Work pressure has been high on the agenda at the University of Twente for many years, according to HR policy adviser Nicole Torka. ‘As a result, the University of Twente has organised multiple thematic months in recent years related to work pressure. In 2018, for example, the theme was leadership. We asked members of staff how support from their managers or supervisors could help to alleviate work pressure.’
In order to shed more light on causes and solutions, it was decided two years ago to conduct a new in-house study into work pressure across the organisation. The choice was made to primarily conduct quantitative research, while including a number of questions with open answers, Torka explains.
‘Once the questionnaire had been conducted among staff, early last year, I made the rounds in person in order to give a tailored presentation to each service unit and faculty, and to acquire input.’
Work pressure and work stress often involve much more than just the work, Torka emphasises. ‘There are also other matters that can have a negative influence on staff well-being, such as integrity issues, aggression or violence at work. This was a reason for Twente University to review this topic as widely as possible.’

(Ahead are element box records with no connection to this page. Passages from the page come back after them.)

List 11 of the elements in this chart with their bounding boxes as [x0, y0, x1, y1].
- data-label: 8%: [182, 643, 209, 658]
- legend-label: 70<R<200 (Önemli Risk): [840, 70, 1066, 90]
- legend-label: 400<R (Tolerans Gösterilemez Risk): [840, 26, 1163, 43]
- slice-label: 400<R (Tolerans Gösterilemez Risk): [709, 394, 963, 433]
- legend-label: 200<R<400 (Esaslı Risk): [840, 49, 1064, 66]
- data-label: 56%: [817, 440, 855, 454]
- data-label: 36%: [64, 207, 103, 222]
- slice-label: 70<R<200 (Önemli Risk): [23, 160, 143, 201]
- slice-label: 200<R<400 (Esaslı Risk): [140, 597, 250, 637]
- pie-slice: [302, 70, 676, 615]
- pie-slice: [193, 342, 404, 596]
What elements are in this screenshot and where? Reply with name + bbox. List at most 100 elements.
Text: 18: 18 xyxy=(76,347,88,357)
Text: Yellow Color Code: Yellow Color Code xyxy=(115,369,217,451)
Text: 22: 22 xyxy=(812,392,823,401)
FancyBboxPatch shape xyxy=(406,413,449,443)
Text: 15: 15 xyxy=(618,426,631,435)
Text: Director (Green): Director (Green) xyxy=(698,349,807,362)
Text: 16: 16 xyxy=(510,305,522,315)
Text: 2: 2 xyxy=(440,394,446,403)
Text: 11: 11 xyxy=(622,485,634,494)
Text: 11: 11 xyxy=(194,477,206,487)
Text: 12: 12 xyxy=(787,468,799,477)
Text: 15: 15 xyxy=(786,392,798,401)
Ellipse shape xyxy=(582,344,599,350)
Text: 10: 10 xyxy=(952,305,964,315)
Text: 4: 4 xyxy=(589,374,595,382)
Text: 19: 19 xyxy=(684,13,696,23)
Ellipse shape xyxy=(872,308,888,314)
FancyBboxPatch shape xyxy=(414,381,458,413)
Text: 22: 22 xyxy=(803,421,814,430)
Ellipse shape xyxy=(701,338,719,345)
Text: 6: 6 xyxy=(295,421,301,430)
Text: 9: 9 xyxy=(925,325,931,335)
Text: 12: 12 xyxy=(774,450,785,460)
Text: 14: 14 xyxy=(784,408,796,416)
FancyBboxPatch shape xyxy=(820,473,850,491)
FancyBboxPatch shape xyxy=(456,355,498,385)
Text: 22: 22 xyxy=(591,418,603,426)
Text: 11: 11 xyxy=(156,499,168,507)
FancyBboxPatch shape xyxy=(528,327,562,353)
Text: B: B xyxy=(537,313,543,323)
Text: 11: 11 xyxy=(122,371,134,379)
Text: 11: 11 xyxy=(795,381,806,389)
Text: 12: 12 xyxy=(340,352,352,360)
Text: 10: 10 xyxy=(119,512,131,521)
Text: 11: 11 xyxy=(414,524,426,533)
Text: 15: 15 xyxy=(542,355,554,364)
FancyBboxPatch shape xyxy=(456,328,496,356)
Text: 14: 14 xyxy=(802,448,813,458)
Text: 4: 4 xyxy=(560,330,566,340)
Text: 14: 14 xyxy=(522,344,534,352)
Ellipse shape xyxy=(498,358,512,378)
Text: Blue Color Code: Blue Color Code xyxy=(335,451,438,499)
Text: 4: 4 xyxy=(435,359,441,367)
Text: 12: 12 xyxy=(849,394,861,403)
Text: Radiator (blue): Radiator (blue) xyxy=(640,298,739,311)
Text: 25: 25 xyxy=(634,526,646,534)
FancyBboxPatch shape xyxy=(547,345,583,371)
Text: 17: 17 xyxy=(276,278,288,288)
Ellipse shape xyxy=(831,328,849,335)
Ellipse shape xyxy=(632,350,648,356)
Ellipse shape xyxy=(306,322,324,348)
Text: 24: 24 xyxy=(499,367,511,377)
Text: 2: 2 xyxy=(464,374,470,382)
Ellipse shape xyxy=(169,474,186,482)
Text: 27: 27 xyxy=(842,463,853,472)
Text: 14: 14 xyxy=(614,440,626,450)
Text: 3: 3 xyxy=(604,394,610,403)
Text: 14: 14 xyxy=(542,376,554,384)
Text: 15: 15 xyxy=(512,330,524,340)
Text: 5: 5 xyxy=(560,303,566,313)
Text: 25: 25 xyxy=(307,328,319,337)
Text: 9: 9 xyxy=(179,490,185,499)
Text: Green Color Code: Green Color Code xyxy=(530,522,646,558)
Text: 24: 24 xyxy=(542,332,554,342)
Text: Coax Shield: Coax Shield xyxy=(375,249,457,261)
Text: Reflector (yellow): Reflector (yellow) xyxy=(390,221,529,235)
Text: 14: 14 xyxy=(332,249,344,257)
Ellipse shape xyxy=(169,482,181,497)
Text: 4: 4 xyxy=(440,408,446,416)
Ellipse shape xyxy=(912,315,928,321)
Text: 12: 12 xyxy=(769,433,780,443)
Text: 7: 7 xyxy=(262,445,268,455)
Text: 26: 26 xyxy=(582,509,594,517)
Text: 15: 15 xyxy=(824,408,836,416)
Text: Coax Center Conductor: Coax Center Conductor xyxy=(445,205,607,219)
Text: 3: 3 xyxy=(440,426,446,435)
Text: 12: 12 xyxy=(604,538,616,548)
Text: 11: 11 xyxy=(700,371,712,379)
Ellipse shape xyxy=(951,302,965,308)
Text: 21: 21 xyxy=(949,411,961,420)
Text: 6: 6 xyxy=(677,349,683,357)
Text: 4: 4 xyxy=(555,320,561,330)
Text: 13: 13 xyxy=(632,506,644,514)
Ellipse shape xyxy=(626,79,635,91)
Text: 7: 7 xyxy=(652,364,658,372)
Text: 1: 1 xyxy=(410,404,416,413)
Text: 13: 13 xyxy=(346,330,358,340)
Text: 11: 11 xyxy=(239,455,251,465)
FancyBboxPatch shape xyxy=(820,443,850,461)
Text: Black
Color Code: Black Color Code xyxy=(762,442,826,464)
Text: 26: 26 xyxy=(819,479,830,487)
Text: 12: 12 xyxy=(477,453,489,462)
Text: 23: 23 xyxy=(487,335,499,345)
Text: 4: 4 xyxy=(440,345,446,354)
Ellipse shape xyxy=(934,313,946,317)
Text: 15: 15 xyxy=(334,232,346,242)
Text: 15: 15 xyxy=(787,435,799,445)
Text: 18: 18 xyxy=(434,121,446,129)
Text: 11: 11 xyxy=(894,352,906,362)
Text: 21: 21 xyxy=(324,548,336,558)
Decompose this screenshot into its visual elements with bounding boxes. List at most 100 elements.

The well-being study is based on the Job Demands-Resources model. This model describes the tension between a certain role on the one hand, and the resources or sources of energy that employees have for meeting the demands associated with this role on the other. An imbalance between task requirements and management options for these is thought to lead to an increased risk of burn-out. This model was also used in the SoFoKleS work pressure study.
By now, the University of Twente has undertaken a number of concrete actions to address work pressure and other issues with a negative impact on staff well-being. This included developing a ‘Work Pressure Indicator’ intended as an aid to managers and supervisors in recognising signs of work pressure in staff early on, while also allowing them to raise the subject. Managers and supervisors can also take a course on long-term employability and absenteeism prevention.

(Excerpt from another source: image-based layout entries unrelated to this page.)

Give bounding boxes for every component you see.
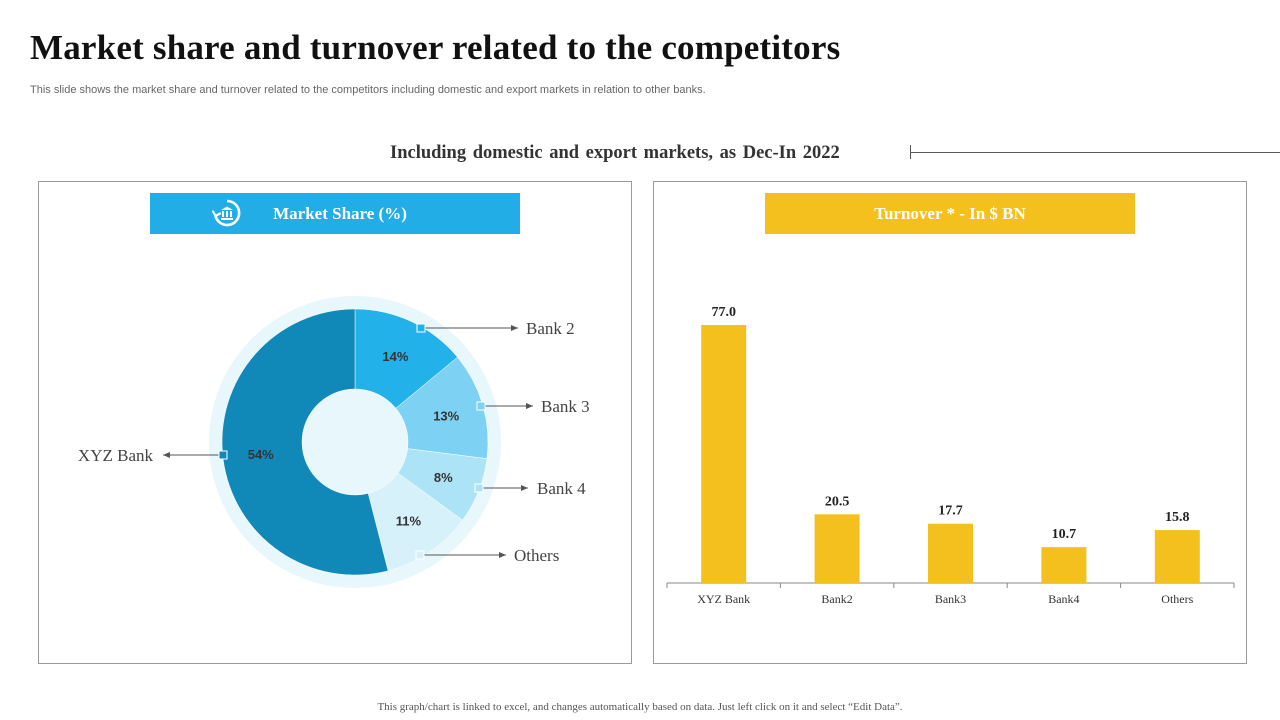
bar-others [1154,530,1200,583]
callout-arrow-bank-2 [511,325,518,331]
x-tick-label-bank4: Bank4 [1048,592,1079,606]
bar-value-label-xyz-bank: 77.0 [711,305,736,320]
bar-bank3 [928,523,973,583]
callout-arrow-xyz-bank [163,452,170,458]
callout-arrow-bank-4 [521,485,528,491]
section-heading: Including domestic and export markets, a… [390,143,840,163]
x-tick-label-bank2: Bank2 [821,592,852,606]
donut-value-label-bank-4: 8% [434,470,453,485]
bar-value-label-bank2: 20.5 [825,494,850,509]
turnover-title: Turnover * - In $ BN [874,203,1026,223]
turnover-banner: Turnover * - In $ BN [765,193,1135,234]
callout-label-bank-3: Bank 3 [541,397,590,416]
donut-value-label-others: 11% [396,514,422,529]
callout-marker-bank-3 [476,401,486,411]
bank-cycle-icon [212,199,241,227]
footer-note: This graph/chart is linked to excel, and… [377,701,903,713]
callout-label-bank-2: Bank 2 [526,319,575,338]
callout-label-others: Others [514,546,559,565]
callout-marker-bank-2 [416,323,426,333]
bar-bank2 [814,514,860,583]
section-rule [910,152,1280,153]
donut-value-label-xyz-bank: 54% [248,447,274,462]
bar-bank4 [1041,547,1087,583]
callout-label-bank-4: Bank 4 [537,479,586,498]
page-subtitle: This slide shows the market share and tu… [30,84,706,96]
donut-value-label-bank-3: 13% [433,408,459,423]
bar-xyz-bank [701,325,747,583]
market-share-banner: Market Share (%) [150,193,520,234]
x-tick-label-xyz-bank: XYZ Bank [697,592,750,606]
bar-value-label-others: 15.8 [1165,510,1190,525]
page-title: Market share and turnover related to the… [30,28,841,67]
bar-value-label-bank4: 10.7 [1052,527,1077,542]
x-tick-label-bank3: Bank3 [935,592,966,606]
callout-label-xyz-bank: XYZ Bank [78,446,154,465]
callout-arrow-others [499,552,506,558]
market-share-title: Market Share (%) [273,203,407,223]
donut-slice-bank-2 [354,308,458,409]
x-tick-label-others: Others [1161,592,1193,606]
callout-arrow-bank-3 [526,403,533,409]
bar-value-label-bank3: 17.7 [938,504,963,519]
callout-marker-xyz-bank [218,450,228,460]
callout-marker-bank-4 [474,483,484,493]
turnover-panel [653,181,1247,664]
market-share-panel [38,181,632,664]
callout-marker-others [415,550,425,560]
donut-value-label-bank-2: 14% [382,349,408,364]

There is also specific attention for PhD candidates. A pilot coaching programme was conducted for this ‘well-being target group’. The university also has many sports and leisure activities available on campus for staff and students free of charge.
The University of Twente is also sharing the knowledge it acquired with other universities, Torka says. ‘For example, together with Anna Bos-Nehles, I wrote an article for Tijdschrift voor HRM [HRM Magazine] entitled (Zelf)leiderschap en werkdruk aan Nederlandse universiteiten [Leadership, self-leadership and work pressure at Dutch research universities]. In the article, we give concrete recommendations on work pressure management for managers, supervisors and staff, as well as for HR departments and the head of the organisation.’

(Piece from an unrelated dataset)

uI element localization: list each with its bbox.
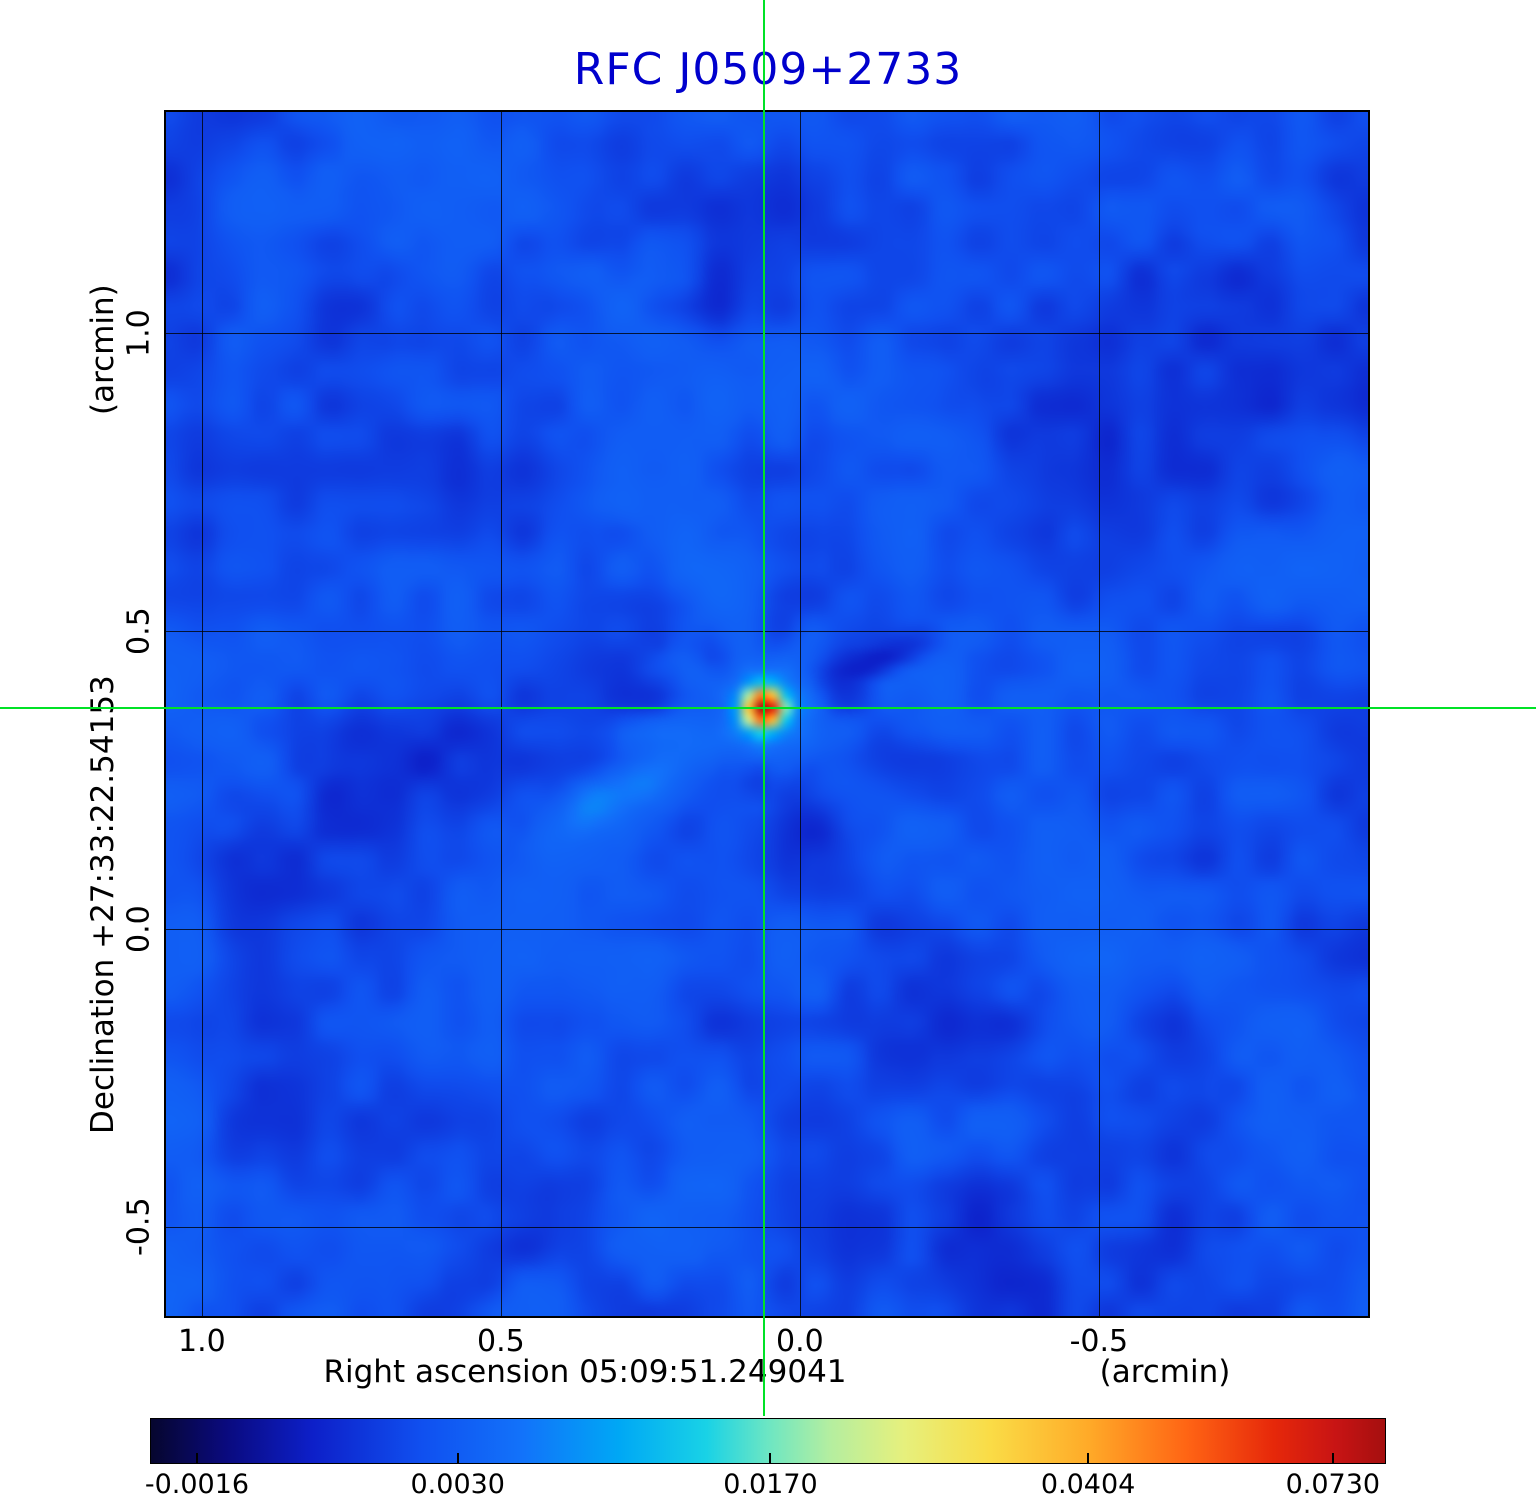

Regardless of the crisis, a lot of the negative work pressure is a consequence of the academic system. However, Torka emphasises that the tide seems to be shifting in light of the current debate on appreciating and rewarding academics. ‘I would like to advise my own employer and other universities to actually listen to the needs and concerns of staff, wherever they find themselves in the organisational ladder. Actively seek out discussion, ask open questions and use the input as point of departure for a well-founded approach.’
‘Take, for example, all the working from home taking place. What will its ultimate consequences be on staff well-being?’
The further execution of the action plan, which was drafted in response to the well-being study, has currently been suspended due to the coronavirus crisis. The impact of the current crisis has yet to be established, according to Torka. ‘Take, for example, all the working from home taking place. What will its ultimate consequences be on staff well-being? Some people enjoy it, while others experience more stress as a result. The literal and metaphorical distance between staff and university has grown as well. Will this allow them to better reflect on their working environment? What will this mean for the way in which people view their career? And what role does virtual leadership have to play in this crisis? The situation we are in is very exciting, and very interesting too.’
The University of Twente is also participating in the Ombuds Officer Pilot of the Association of Universities in the Netherlands (VSNU), Torka continues. ‘Since last autumn, we have had our own independent Ombuds Officer, whom staff and students can turn to with any questions or problems. Of course, this includes work pressure and other well-being issues. The Ombuds Officer can advise and mediate – both in individual cases and regarding more collective matters – and conduct research. In addition, in the longer term, the Ombuds Officer may be able to identify structural bottlenecks. That would also help to further mitigate the negative well-being indicators wherever possible.’